If you're experiencing stress when you drive, don't feel bad. It's pretty common! There are some actions drivers can take to help alleviate their stress on the road, and we'll cover a few of them here.
Many things may trigger a stress response in our body, and that response is different for each person and each situation. One thing that tends to cause stress on the road is a loss of control. When other drivers behave in a way that negatively affects you, your body may feel threatened. The unpredictable aspects of sharing the road with other humans can take a toll on you, especially when loss of control is an intense trigger for you.
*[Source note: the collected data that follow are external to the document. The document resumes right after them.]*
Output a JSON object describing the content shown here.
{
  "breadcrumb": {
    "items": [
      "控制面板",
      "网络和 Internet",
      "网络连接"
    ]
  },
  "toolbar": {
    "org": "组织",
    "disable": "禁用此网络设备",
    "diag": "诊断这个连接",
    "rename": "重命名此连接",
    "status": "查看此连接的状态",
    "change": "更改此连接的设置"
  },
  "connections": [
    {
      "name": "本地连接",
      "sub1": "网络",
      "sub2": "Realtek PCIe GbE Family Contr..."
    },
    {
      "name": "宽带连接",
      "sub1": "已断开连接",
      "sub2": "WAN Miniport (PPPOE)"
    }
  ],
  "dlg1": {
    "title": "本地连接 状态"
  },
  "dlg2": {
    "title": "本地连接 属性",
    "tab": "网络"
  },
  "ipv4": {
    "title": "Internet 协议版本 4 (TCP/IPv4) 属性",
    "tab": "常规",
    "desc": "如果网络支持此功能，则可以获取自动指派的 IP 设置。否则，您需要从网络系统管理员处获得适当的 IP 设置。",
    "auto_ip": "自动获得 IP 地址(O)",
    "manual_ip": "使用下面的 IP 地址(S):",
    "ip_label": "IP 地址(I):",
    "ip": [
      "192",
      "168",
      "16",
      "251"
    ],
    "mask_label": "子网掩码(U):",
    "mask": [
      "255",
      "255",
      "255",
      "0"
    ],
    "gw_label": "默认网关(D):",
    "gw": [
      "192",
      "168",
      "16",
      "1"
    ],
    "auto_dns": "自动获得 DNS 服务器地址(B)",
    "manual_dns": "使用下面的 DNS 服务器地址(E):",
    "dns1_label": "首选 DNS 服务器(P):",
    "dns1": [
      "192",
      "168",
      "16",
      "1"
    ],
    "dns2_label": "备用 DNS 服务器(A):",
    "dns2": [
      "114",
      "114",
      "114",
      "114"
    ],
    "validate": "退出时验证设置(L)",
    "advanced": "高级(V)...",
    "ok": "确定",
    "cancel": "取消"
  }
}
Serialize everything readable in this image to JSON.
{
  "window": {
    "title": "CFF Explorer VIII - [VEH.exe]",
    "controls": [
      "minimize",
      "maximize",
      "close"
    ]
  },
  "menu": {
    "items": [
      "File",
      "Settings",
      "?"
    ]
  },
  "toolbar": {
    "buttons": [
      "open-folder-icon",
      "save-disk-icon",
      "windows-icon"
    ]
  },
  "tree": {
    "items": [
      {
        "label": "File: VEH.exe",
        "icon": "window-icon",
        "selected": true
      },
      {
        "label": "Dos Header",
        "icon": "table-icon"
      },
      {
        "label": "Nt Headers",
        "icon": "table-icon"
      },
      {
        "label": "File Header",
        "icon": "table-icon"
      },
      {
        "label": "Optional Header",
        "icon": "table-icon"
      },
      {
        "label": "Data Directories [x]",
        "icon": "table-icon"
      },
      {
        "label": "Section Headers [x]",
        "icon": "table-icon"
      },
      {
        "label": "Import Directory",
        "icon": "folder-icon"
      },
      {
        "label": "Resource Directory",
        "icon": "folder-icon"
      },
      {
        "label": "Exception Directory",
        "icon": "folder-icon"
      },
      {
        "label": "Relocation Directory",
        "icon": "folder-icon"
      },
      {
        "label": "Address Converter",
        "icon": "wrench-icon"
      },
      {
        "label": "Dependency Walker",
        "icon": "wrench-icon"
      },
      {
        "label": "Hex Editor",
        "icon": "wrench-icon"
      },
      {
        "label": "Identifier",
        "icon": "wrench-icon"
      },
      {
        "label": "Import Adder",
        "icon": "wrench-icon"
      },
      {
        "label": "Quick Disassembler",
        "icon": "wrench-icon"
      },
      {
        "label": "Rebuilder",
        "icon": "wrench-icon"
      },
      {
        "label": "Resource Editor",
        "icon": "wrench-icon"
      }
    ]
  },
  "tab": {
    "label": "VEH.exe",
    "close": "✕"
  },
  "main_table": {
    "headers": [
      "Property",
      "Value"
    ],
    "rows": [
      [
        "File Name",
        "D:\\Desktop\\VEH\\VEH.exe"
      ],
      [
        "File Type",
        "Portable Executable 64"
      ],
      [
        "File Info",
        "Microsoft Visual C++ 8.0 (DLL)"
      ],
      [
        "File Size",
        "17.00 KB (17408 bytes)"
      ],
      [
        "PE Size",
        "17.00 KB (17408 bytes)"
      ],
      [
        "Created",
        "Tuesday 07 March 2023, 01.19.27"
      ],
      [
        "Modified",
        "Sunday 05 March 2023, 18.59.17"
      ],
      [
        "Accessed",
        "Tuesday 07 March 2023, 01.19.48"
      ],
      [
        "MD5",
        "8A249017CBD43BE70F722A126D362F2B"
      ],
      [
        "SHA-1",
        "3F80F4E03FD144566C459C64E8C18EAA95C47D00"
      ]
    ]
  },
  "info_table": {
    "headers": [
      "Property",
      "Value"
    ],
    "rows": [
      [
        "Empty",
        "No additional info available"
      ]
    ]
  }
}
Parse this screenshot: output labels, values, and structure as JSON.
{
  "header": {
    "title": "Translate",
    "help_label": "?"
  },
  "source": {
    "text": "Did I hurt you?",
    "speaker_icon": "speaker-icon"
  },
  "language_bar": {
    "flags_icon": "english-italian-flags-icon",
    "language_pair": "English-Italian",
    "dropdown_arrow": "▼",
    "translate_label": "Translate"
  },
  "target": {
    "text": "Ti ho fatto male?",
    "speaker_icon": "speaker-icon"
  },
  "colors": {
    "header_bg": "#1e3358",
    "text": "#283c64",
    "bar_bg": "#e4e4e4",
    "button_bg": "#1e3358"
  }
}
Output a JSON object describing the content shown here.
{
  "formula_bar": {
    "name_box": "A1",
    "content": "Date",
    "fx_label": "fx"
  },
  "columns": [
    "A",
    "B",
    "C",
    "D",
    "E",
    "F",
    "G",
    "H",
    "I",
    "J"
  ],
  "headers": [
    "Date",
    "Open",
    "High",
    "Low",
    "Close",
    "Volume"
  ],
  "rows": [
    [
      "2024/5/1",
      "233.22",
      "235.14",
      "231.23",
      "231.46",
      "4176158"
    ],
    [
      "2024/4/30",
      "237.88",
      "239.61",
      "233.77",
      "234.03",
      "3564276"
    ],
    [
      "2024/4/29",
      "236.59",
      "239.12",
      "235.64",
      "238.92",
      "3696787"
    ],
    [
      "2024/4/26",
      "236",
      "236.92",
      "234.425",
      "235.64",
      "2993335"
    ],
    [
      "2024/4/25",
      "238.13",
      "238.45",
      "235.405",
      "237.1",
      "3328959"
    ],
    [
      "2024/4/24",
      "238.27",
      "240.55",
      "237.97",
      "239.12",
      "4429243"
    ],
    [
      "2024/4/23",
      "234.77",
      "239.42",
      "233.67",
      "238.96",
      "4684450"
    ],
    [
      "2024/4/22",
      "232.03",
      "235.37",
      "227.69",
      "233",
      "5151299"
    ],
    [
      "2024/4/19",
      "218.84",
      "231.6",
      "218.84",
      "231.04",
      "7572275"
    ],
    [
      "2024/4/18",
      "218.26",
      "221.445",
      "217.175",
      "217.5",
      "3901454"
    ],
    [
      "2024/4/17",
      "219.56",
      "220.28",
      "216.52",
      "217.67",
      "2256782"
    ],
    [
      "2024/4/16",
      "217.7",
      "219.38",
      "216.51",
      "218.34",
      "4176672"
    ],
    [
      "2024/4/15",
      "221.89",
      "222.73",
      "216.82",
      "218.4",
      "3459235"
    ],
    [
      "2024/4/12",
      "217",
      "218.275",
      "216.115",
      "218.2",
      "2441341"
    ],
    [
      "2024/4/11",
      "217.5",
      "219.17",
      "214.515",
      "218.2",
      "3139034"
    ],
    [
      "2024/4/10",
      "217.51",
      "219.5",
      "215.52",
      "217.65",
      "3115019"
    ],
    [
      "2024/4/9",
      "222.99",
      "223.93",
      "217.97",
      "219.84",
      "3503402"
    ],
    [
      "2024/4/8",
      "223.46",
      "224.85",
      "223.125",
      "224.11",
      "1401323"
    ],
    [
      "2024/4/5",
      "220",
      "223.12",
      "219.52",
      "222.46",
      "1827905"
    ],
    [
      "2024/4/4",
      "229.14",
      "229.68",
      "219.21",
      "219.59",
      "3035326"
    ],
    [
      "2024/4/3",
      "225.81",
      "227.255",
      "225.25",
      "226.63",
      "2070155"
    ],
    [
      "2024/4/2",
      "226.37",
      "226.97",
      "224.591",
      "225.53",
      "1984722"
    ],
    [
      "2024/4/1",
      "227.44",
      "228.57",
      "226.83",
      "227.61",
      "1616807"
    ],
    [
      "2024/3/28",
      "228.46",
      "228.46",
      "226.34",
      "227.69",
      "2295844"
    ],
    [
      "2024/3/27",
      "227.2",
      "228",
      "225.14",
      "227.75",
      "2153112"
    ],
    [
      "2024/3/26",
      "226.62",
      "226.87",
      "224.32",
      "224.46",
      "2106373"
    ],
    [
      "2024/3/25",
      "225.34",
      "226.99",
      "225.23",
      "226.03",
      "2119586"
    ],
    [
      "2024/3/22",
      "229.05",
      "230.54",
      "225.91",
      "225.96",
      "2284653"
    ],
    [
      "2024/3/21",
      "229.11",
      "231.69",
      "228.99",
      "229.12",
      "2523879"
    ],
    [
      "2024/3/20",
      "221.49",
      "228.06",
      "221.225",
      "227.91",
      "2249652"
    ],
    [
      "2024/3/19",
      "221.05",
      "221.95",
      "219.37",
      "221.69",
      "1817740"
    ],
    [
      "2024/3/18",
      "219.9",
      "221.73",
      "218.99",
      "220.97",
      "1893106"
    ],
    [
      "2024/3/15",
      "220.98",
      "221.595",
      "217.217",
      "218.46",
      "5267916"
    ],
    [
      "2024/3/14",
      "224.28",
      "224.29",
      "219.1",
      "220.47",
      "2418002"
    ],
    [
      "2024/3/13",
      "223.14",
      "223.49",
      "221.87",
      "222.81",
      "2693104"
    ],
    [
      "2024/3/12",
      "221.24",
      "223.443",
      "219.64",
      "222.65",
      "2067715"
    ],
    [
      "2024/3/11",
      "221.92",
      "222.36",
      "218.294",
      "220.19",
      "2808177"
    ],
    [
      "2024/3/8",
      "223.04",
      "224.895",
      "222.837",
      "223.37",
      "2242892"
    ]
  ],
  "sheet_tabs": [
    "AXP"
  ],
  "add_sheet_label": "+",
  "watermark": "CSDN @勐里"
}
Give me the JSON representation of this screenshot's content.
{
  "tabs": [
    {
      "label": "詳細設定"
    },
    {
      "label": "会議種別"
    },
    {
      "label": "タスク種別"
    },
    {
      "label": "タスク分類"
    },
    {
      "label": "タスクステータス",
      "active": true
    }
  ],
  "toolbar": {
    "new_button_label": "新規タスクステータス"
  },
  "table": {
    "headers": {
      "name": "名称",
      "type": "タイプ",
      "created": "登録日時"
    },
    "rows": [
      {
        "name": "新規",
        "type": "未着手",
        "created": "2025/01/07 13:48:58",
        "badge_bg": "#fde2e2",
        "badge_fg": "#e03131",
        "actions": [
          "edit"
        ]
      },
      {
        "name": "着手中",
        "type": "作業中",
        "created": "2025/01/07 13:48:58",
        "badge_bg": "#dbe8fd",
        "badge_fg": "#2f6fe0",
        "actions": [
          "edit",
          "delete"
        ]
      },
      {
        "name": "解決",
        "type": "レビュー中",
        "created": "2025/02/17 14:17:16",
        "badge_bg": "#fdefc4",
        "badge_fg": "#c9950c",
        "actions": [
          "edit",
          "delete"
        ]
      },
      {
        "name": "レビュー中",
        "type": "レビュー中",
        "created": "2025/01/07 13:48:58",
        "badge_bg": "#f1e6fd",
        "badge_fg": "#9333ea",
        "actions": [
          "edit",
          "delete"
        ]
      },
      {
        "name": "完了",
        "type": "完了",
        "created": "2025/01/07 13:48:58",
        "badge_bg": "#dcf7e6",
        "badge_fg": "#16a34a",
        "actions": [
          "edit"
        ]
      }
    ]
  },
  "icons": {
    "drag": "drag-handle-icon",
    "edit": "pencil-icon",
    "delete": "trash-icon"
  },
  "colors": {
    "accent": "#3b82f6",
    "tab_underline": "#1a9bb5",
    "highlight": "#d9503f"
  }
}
Long commutes, road construction, poor weather, and traffic can also cause drivers to experience stress.
Stress can affect your driving like any other emotion if you're not in control of your body and reactions when the feeling arises. A stressful situation can cause you to feel angry, fearful, distracted, or even reckless.
Understanding what triggers your stress and recognizing the feeling is the first step to managing stress on the road. Think about situations where you've felt intense emotion on the road. Maybe you were stuck in traffic for hours on end with no sign of it letting up. Someone who hasn't learned how to manage their stress might lose their cool and begin to illegally drive on the shoulder in an attempt to get past traffic.
Handling stress can be difficult. Regulate your body and take a driving break if you need to. Pull over in a safe spot and take a few deep breaths until you feel calmer. You should avoid putting yourself in a situation that you know will trigger a stress response. For example, if heavy traffic is incredibly stressful, avoid driving at times when traffic is heavier or look for an alternative route.